TABLE-US-00002 TABLE 2 Result of ICP analysis: Detection amount of Ni (unit: ppm) Example 1 3378 Example 2 3780 Example 3 3570 Example 4 165 Comparative Example 1 15 Comparative Example 2 5 Comparative Example 3 10

[0172] As shown in Table 2, it is confirmed that the amount of Ni reduction in Examples 1 to 3 is significantly excessive as compared with Comparative Examples 1 to 3.

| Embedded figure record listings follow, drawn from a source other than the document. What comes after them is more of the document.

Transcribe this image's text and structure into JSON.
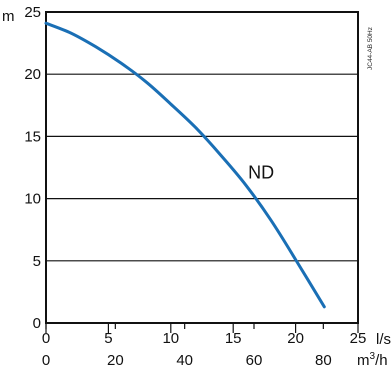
{
  "chart_data": {
    "type": "line",
    "title": "",
    "ylabel": "m",
    "xlabel": "l/s",
    "x2label_base": "m",
    "x2label_exp": "3",
    "x2label_tail": "/h",
    "ylim": [
      0,
      25
    ],
    "xlim": [
      0,
      25
    ],
    "x2lim": [
      0,
      90
    ],
    "grid": true,
    "y_ticks": [
      "0",
      "5",
      "10",
      "15",
      "20",
      "25"
    ],
    "x_ticks": [
      "0",
      "5",
      "10",
      "15",
      "20",
      "25"
    ],
    "x2_ticks": [
      "0",
      "20",
      "40",
      "60",
      "80"
    ],
    "annotation": "JC44-AB 50Hz",
    "series": [
      {
        "name": "ND",
        "color": "#1a6fb5",
        "x": [
          0,
          2,
          4,
          6,
          8,
          10,
          12,
          14,
          16,
          18,
          20,
          22.3
        ],
        "y": [
          24.1,
          23.3,
          22.2,
          20.9,
          19.4,
          17.6,
          15.7,
          13.5,
          11.1,
          8.3,
          5.1,
          1.3
        ]
      }
    ]
  }
}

[0173] In the case of Examples 1 to 3, (unreacted) NiO not participating in the formation reaction of Li.sub.2NiO.sub.2 may react with the (NH.sub.4).sub.2HPO.sub.4, and as a result, it is inferred that Ni.sub.2P.sub.4O.sub.12 can be produced. Further, it is inferred that since Ni.sub.2P.sub.4O.sub.12 is a highly reactive compound due to its unstable structure, the whole amount may be dissolved in the electrolyte and reduced to Ni on the surface of the negative electrode.

[0174] On the other hand, the reaction temperature itself of Comparative Example 1 is included in the range of Examples 1 to 3, but as the supply flow rate of the inert gas was lowered to less than 1.5 L/min, Ni.sub.2P.sub.4O.sub.12 was not produced, and such an additive not containing Ni.sub.2P.sub.4O.sub.12 would not been able to form a Ni metal layer on the surface of the negative electrode.

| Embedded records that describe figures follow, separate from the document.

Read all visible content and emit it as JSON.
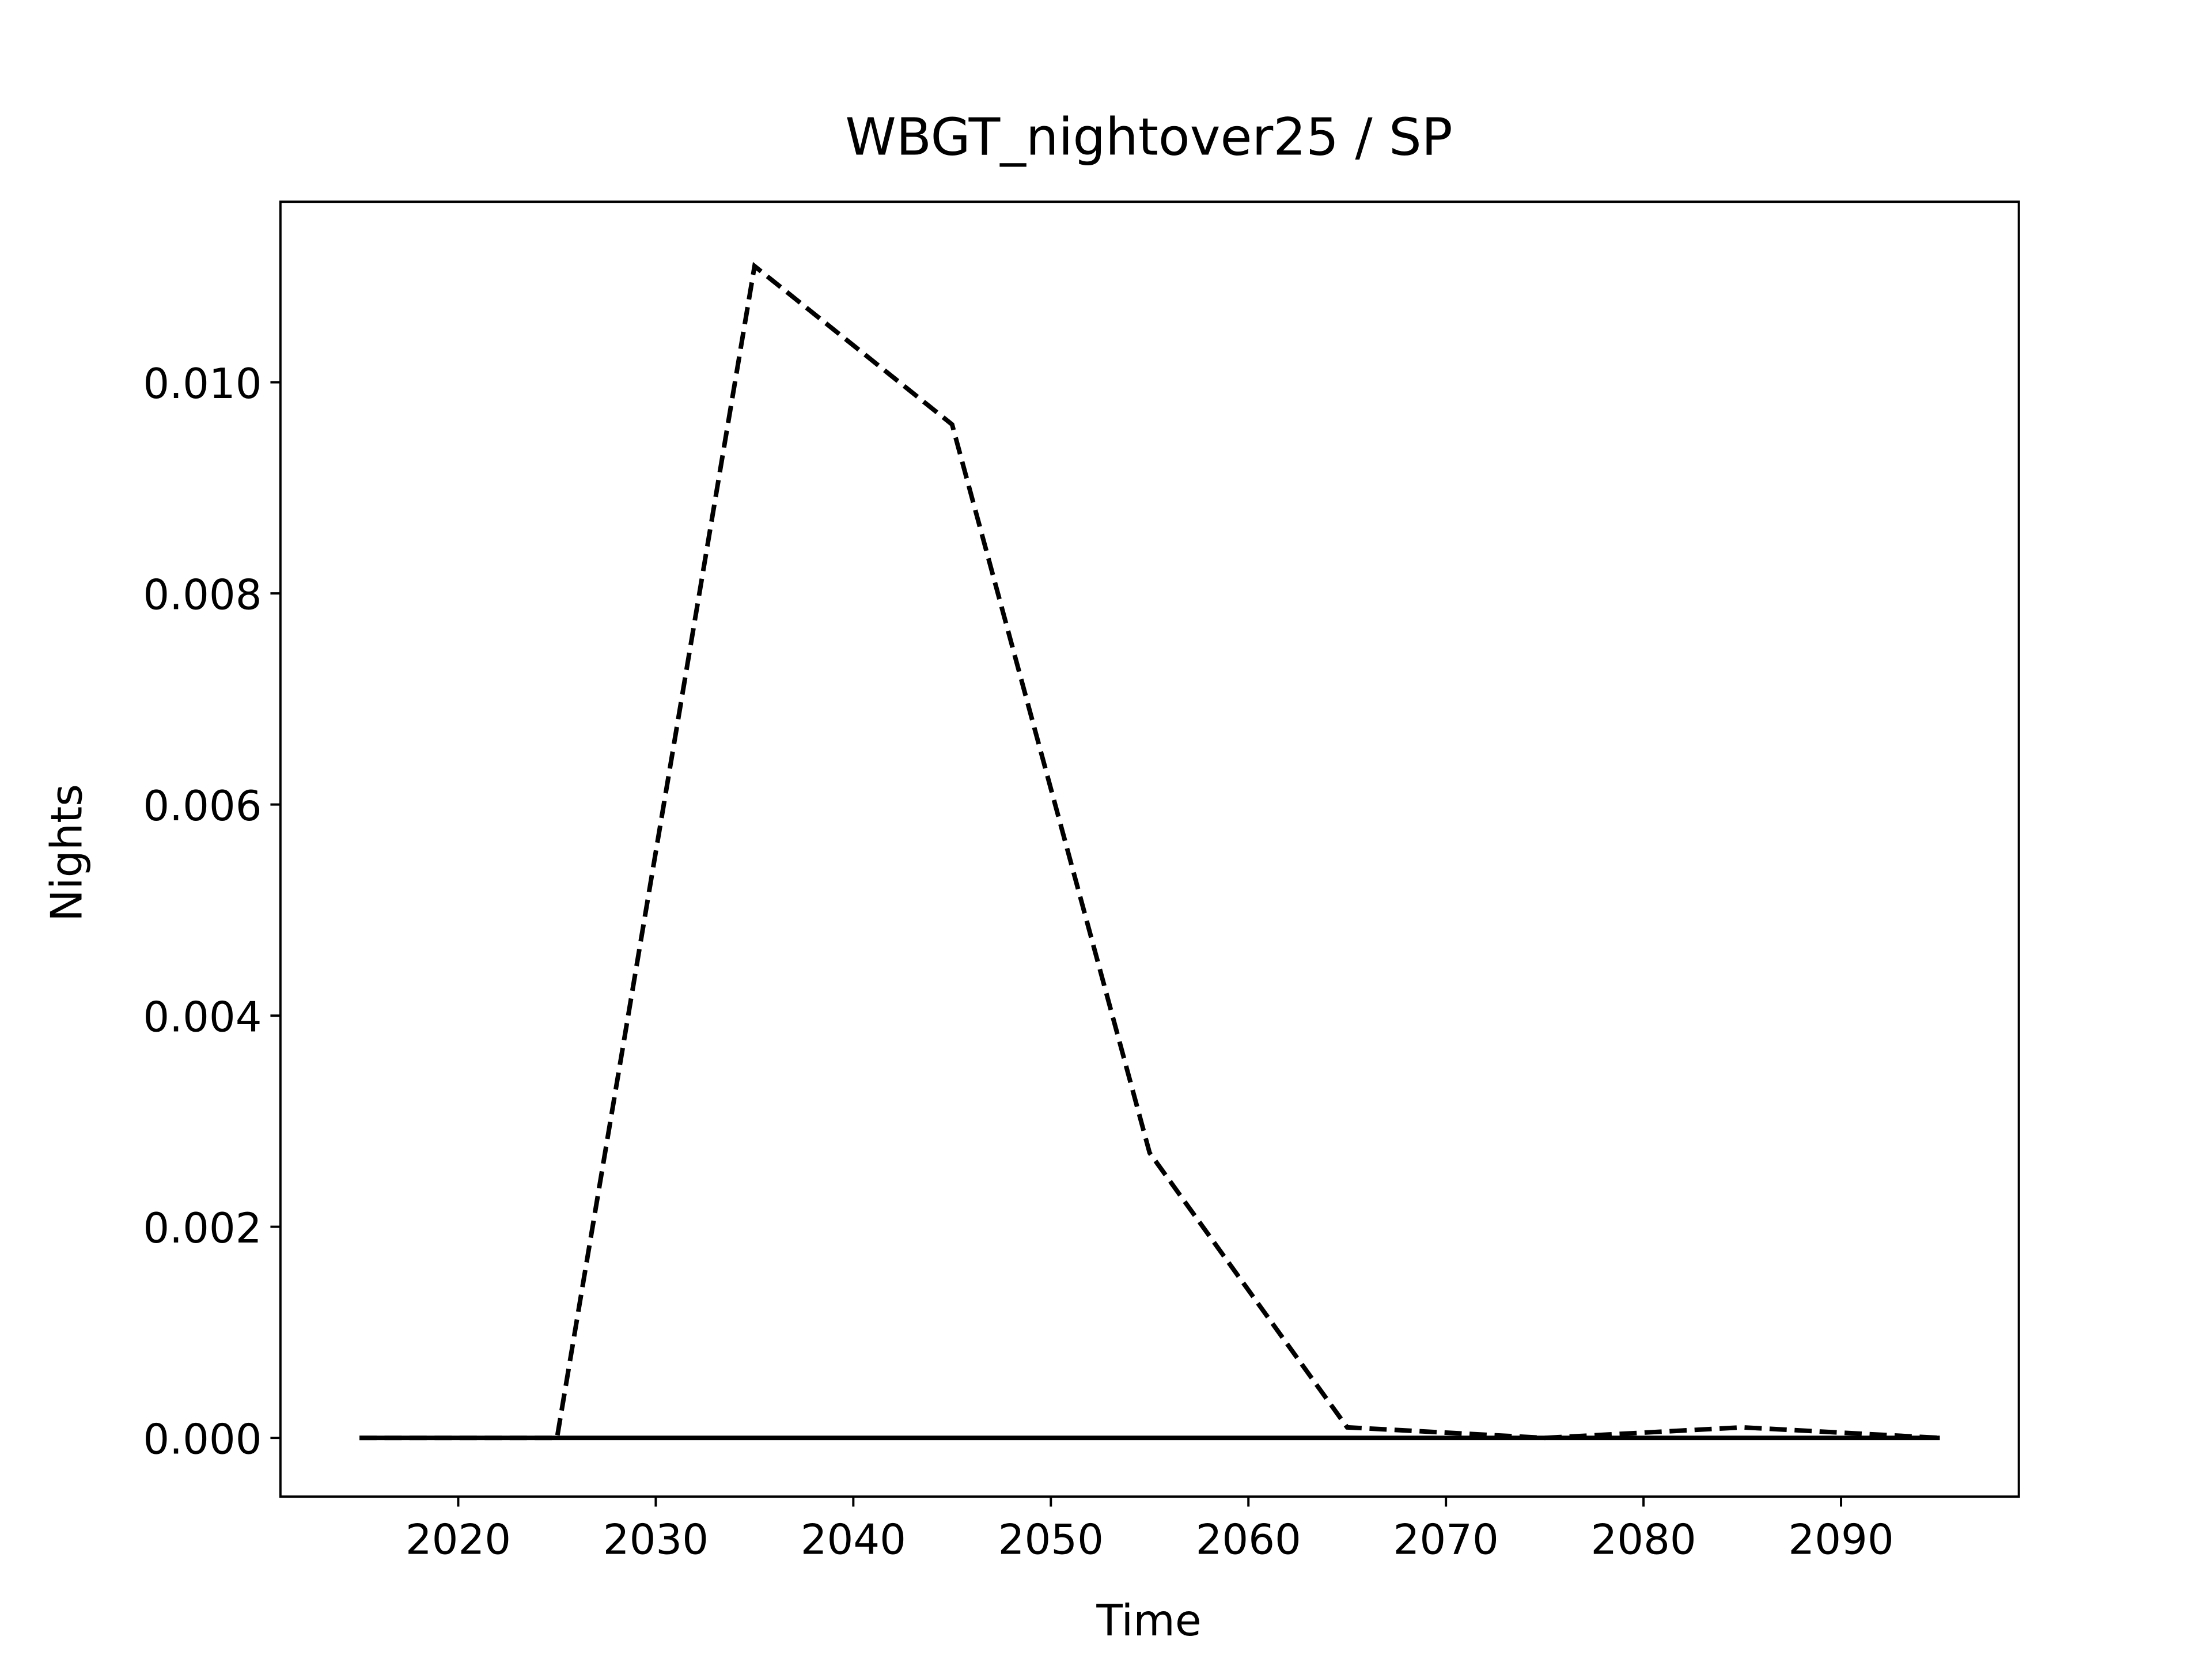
{
  "chart_data": {
    "type": "line",
    "title": "WBGT_nightover25 / SP",
    "xlabel": "Time",
    "ylabel": "Nights",
    "x": [
      2015,
      2025,
      2035,
      2045,
      2055,
      2065,
      2075,
      2085,
      2095
    ],
    "series": [
      {
        "color": "#000000",
        "linestyle": "dashed",
        "values": [
          0,
          0,
          0.0111,
          0.0096,
          0.0027,
          0.0001,
          0,
          0.0001,
          0
        ]
      },
      {
        "color": "#000000",
        "linestyle": "solid",
        "values": [
          0,
          0,
          0,
          0,
          0,
          0,
          0,
          0,
          0
        ]
      }
    ],
    "xlim": [
      2011,
      2099
    ],
    "ylim": [
      -0.000556,
      0.01171
    ],
    "xticks": [
      2020,
      2030,
      2040,
      2050,
      2060,
      2070,
      2080,
      2090
    ],
    "yticks": [
      {
        "value": 0,
        "label": "0.000"
      },
      {
        "value": 0.002,
        "label": "0.002"
      },
      {
        "value": 0.004,
        "label": "0.004"
      },
      {
        "value": 0.006,
        "label": "0.006"
      },
      {
        "value": 0.008,
        "label": "0.008"
      },
      {
        "value": 0.01,
        "label": "0.010"
      }
    ],
    "grid": false
  }
}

[0175] Further, when the heat treatment temperature exceeds 900° C. (Comparative Example 2), and when a mixture of Li.sub.2O and NiO was heat-treated to produce Li.sub.2NiO.sub.2 which was separately mixed with (NH.sub.4).sub.2HPO.sub.4 and heat-treated (Comparative Example 3), structurally unstable Li.sub.2NiO.sub.2 was decomposed under the heat treatment conditions and then re-synthesized, and Ni.sub.2P.sub.4O.sub.12 would not have been produced in that process.

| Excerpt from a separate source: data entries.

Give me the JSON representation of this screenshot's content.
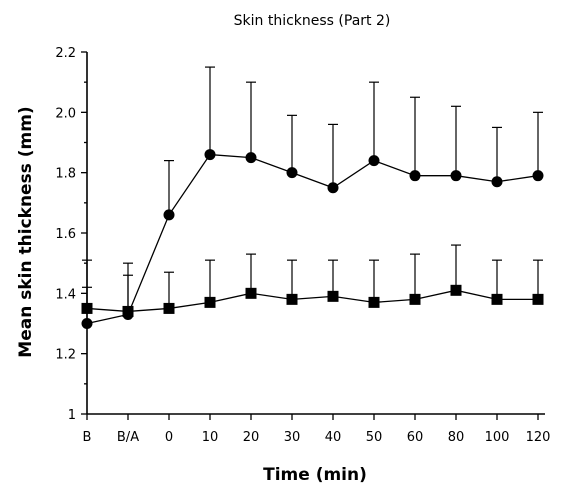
{
  "chart_data": {
    "type": "line",
    "title": "Skin thickness (Part 2)",
    "xlabel": "Time (min)",
    "ylabel": "Mean skin thickness (mm)",
    "categories": [
      "B",
      "B/A",
      "0",
      "10",
      "20",
      "30",
      "40",
      "50",
      "60",
      "80",
      "100",
      "120"
    ],
    "ylim": [
      1.0,
      2.2
    ],
    "yticks": [
      "1",
      "1.2",
      "1.4",
      "1.6",
      "1.8",
      "2.0",
      "2.2"
    ],
    "grid": false,
    "series": [
      {
        "marker": "circle",
        "values": [
          1.3,
          1.33,
          1.66,
          1.86,
          1.85,
          1.8,
          1.75,
          1.84,
          1.79,
          1.79,
          1.77,
          1.79
        ],
        "error_upper": [
          1.42,
          1.46,
          1.84,
          2.15,
          2.1,
          1.99,
          1.96,
          2.1,
          2.05,
          2.02,
          1.95,
          2.0
        ]
      },
      {
        "marker": "square",
        "values": [
          1.35,
          1.34,
          1.35,
          1.37,
          1.4,
          1.38,
          1.39,
          1.37,
          1.38,
          1.41,
          1.38,
          1.38
        ],
        "error_upper": [
          1.51,
          1.5,
          1.47,
          1.51,
          1.53,
          1.51,
          1.51,
          1.51,
          1.53,
          1.56,
          1.51,
          1.51
        ]
      }
    ]
  }
}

[0176] However, Ni detected in Comparative Examples 1 to 3 is inferred from the result that a very small amount of NiO is eluted from the positive electrode additive.

Experimental Example 4: Evaluation of Capacity Maintenance Rate according to Charging and Discharging of Lithium Rechargeable Battery

[0177] For each lithium rechargeable batteries of Examples 1 and 3 and Comparative Examples 1 and 3, 50 cycle charge/discharge were performed at 25° C. under the following conditions. After the completion of the 50th cycle compared to the initial (1st cycle) discharge capacity of each battery, the discharge capacity was evaluated, and the results are shown in FIG. 4.

[0178] Charge: 0.2 C, CC/CV, 4.25V, 0.05 C cut-off

[0179] Discharge: 0.2 C , CC, 2.5 V, cut-off

[0180] From FIG. 4, it can be seen that the Ni metal layers formed on the surfaces of the negative electrodes of Examples 1 and 3 do not inhibit the electrochemical properties of the battery, but allow the capacity of Comparative Examples 1 and 3 to maintain at the same cycle.

INDUSTRIAL APPLICABILITY

[0181] The lithium ion battery to which the positive electrode additive of the one embodiment is applied suppresses gas generation and can be stably driven while effective offsetting initial irreversible capacities of the positive electrode and the negative electrode.